The FBI had wiretapped President Trump’s campaign chairman Paul Manafort before and after the election, contrary to what former FBI Director James Comey suggested earlier this year.
US investigators wiretapped former Trump campaign chairman Paul Manafort under secret court orders before and after the election, sources tell CNN, an extraordinary step involving a high-ranking campaign official now at the center of the Russia meddling probe.
The government snooping continued into early this year, including a period when Manafort was known to talk to President Donald Trump.
The CNN report also noted that Manafort has a residence in Trump Tower, although it said it was “unclear” whether the wiretapping took place there or not.
President Trump asserted in a series of Tweets on March 4 that the Obama administration had ordered a wiretap at Trump Tower during the election.
“Terrible! Just found out that Obama had my ‘wires tapped’ in Trump Tower just before the victory. Nothing found. This is McCarthyism!” he tweeted.
“Is it legal for a sitting President to be ‘wire tapping’ a race for president prior to an election? Turned down by court earlier. A NEW LOW!”
“I’d bet a good lawyer could make a great case out of the fact that President Obama was tapping my phones in October, just prior to Election!”
“How low has President Obama gone to tapp my phones during the very sacred election process. This is Nixon/Watergate.
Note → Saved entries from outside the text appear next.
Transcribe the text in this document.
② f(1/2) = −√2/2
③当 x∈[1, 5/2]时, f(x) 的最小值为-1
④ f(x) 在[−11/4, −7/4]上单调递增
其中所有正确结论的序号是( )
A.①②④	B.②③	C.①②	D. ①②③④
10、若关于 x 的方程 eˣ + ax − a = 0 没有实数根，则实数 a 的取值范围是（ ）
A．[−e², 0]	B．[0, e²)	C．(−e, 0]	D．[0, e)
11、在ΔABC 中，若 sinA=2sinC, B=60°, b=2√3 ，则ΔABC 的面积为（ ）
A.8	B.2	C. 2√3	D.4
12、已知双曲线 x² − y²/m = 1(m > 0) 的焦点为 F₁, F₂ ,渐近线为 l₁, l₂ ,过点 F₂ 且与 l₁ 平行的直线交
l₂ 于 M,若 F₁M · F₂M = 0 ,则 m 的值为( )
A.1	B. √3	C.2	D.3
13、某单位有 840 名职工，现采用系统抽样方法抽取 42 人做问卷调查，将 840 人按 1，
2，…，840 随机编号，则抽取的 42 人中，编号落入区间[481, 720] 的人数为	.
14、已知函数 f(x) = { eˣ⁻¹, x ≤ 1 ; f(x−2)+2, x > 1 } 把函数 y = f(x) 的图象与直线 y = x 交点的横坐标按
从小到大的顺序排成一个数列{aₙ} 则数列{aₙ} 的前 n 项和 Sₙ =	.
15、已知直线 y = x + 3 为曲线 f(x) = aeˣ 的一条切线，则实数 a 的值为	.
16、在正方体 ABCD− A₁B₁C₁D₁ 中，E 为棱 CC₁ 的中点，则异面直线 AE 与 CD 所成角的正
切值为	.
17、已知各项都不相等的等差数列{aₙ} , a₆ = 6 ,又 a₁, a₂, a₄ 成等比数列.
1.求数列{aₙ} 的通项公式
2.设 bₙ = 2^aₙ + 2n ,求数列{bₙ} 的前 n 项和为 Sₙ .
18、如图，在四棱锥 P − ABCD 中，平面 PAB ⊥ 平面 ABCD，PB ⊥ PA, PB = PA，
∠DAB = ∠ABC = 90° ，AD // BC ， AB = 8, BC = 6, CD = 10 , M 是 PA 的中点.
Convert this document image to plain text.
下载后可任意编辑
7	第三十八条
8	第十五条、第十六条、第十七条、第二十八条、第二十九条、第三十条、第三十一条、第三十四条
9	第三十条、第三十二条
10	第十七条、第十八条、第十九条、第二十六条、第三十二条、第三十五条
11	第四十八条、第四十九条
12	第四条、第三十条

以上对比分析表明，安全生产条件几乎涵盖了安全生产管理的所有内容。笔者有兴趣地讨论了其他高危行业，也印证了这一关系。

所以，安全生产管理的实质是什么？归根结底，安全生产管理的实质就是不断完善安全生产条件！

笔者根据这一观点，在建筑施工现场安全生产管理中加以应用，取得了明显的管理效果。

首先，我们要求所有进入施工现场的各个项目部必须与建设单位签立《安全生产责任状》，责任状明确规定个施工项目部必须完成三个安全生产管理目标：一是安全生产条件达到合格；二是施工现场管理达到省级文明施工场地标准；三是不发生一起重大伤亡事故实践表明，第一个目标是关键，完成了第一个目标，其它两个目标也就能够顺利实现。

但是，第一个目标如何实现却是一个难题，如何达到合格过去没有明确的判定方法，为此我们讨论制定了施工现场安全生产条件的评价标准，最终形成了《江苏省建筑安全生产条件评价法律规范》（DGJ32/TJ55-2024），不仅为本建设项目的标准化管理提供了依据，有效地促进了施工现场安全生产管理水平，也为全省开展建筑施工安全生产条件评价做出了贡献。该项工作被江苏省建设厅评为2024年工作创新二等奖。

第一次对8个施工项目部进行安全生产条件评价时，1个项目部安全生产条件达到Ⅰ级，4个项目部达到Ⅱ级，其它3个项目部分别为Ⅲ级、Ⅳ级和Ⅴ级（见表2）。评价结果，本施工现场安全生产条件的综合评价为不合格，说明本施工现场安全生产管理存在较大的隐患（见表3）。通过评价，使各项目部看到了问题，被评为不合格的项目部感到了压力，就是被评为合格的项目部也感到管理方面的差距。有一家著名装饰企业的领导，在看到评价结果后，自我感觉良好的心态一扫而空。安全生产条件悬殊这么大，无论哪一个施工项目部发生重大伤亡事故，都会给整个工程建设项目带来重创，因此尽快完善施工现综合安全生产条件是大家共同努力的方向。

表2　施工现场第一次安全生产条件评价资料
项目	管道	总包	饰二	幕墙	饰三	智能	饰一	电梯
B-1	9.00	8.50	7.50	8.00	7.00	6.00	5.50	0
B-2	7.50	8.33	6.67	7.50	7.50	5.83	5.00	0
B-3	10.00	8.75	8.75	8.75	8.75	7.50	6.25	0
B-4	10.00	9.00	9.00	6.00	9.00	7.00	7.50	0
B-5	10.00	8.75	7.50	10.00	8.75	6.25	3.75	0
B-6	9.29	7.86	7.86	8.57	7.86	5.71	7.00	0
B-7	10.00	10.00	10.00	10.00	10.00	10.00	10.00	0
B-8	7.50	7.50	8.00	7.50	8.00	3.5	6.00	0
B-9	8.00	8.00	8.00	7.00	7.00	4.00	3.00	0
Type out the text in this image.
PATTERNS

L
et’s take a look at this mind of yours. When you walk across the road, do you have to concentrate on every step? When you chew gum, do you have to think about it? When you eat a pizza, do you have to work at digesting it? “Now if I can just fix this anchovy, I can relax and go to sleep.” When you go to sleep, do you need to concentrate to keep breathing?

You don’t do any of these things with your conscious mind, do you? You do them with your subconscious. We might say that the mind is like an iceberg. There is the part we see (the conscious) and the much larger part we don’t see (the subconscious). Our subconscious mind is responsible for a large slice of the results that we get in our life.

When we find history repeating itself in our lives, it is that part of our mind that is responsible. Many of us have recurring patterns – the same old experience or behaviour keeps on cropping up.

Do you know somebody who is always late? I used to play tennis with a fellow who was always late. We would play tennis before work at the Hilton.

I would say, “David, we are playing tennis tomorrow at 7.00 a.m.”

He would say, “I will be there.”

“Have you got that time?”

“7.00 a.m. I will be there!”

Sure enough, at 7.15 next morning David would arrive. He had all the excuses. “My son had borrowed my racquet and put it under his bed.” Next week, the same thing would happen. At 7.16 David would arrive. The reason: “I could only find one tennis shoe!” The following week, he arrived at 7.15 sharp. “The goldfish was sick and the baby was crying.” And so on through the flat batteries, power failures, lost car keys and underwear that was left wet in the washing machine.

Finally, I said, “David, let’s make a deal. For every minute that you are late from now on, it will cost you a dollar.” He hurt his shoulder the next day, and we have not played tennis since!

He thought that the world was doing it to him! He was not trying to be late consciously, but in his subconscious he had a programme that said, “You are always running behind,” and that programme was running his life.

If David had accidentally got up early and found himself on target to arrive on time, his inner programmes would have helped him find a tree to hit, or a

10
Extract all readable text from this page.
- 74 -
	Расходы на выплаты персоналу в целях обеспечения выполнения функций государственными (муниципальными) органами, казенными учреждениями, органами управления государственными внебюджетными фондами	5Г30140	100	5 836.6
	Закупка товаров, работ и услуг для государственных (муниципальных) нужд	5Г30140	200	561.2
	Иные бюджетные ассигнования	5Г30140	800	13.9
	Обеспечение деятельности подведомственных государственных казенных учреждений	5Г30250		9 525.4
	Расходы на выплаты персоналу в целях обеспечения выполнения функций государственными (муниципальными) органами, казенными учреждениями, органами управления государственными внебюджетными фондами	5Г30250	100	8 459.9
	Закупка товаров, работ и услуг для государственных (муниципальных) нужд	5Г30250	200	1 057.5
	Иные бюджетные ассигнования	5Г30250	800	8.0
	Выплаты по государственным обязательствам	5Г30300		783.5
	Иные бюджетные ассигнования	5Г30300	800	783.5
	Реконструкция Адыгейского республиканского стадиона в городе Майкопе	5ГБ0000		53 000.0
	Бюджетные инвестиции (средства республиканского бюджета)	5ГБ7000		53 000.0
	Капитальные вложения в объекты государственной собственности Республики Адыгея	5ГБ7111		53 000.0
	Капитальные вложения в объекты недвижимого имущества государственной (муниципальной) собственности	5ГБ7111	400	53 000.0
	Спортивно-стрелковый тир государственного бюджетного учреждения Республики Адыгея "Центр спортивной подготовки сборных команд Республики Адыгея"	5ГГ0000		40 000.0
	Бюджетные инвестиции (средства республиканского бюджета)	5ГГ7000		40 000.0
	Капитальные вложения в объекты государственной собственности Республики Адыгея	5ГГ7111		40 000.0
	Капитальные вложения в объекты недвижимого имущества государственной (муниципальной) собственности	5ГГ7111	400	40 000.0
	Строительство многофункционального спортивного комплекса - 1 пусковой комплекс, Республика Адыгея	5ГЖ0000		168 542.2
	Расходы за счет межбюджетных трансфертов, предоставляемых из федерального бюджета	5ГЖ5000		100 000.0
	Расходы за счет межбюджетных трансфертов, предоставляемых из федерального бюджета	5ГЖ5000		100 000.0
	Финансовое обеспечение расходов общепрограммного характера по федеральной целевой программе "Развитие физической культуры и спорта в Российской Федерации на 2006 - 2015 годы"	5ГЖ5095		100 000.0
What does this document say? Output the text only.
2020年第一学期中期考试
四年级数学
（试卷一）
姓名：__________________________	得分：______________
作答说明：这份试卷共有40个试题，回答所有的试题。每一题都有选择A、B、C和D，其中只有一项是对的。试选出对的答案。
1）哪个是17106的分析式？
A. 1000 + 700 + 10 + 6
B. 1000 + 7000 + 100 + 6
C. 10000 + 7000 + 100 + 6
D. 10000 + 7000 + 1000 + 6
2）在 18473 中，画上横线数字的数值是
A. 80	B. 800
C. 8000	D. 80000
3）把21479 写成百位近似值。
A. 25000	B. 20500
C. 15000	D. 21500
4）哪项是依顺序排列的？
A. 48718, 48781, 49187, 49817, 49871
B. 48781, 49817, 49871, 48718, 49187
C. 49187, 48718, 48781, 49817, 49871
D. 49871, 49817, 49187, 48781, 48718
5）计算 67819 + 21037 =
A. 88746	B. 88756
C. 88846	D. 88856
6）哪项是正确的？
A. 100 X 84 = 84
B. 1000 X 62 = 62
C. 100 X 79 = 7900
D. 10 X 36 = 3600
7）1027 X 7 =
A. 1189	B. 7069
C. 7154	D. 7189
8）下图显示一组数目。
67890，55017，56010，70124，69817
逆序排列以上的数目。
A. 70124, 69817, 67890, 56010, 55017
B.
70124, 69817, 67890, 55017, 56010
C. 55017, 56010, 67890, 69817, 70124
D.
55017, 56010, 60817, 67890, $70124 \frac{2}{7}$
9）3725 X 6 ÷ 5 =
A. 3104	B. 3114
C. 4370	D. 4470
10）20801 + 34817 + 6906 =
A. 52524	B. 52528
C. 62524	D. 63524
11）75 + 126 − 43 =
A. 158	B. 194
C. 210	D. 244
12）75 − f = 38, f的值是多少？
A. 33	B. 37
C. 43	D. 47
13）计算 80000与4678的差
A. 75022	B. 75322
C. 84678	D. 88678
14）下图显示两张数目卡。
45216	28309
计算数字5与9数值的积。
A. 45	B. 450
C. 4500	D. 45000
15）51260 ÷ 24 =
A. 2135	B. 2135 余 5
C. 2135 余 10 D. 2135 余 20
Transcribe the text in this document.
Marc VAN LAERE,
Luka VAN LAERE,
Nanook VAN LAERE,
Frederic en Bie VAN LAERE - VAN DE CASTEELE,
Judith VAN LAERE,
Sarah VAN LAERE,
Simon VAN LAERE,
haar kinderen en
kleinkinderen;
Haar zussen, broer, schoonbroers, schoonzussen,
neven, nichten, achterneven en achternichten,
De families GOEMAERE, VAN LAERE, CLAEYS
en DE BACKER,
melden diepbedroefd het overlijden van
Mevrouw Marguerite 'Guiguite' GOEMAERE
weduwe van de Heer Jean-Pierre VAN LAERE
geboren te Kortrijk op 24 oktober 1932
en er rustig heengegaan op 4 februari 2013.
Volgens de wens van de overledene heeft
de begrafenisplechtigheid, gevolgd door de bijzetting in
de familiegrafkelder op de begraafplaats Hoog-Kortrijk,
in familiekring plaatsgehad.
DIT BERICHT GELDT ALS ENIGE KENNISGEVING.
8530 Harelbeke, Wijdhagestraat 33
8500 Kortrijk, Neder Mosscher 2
Bad (or sick) guy!”
Later that month, then-FBI Director James Comey disputed Trump’s claims to the House intelligence committee.
“With respect to the president’s tweets about alleged wiretapping directed at him by the prior administration, I have no information that supports those tweets, and we have looked carefully inside the FBI,” he told the committee, according to the BBC.
Comey may have tried to skirt the question of wiretapping Trump’s campaign by denying wiretapping “directed at” Trump himself, since the surveillance warrant was on Manafort, according to the report.
However, it is clear from CNN’s report that the warrant targeted the Trump “campaign.” The report notes the warrant of Manafort “was part of the FBI’s efforts to investigate ties between Trump campaign associates and suspected Russian operatives.”
The report also notes that surveillance of Manafort occurred during a period of time when Manafort “was known to talk to” Trump.
Earlier this year, Comey had also asked the Justice Department to publicly reject Trump’s tweets, “senior American officials” told the New York Times.
The Justice Department issued a court filing on September 2 stating, “Both FBI and [National Security Division] confirm that they have no records related to wiretaps as described by the March 4, 2017 tweets,” it said.
But about two weeks later, the FBI told reporters who had filed Freedom of Information Act requests that it could neither “confirm or deny the existence of records” pertaining to wiretapping of Trump Tower.
On Friday, DOJ argued in court that it shouldn't be forced to confirm or deny whether it had FISA orders fro Trump or his associates. pic.twitter.com/q2C8MCeOnQ
— Brad Heath (@bradheath) September 19, 2017
FBI just told me it "can neither confirm nor deny the existence of records" regarding a wiretap of Trump Tower. https://t.co/N4tk3bEgMQ
— Ken Klippenstein (@kenklippenstein) September 19, 2017
It is not the first time that Comey may have misled lawmakers.
He told the House Judiciary Committee last September that he had decided not to recommend criminal charges against Hillary Clinton until after the FBI interviewed her.
However, leaders of the Senate Judiciary Committee last month obtained transcripts by two senior FBI officials that revealed Comey had drafted a statement exonerating Clinton months before the FBI interviewed her.
He also told senators in May that he had never been an anonymous source in news reports, but later told senators that he had made memos of his private conversations with Trump and given them to at least one friend to leak to the media.
Comey oversaw the FBI’s investigation into Russian meddling in the presidential elections and potential collusion with the Trump campaign, until he was fired by Trump in May.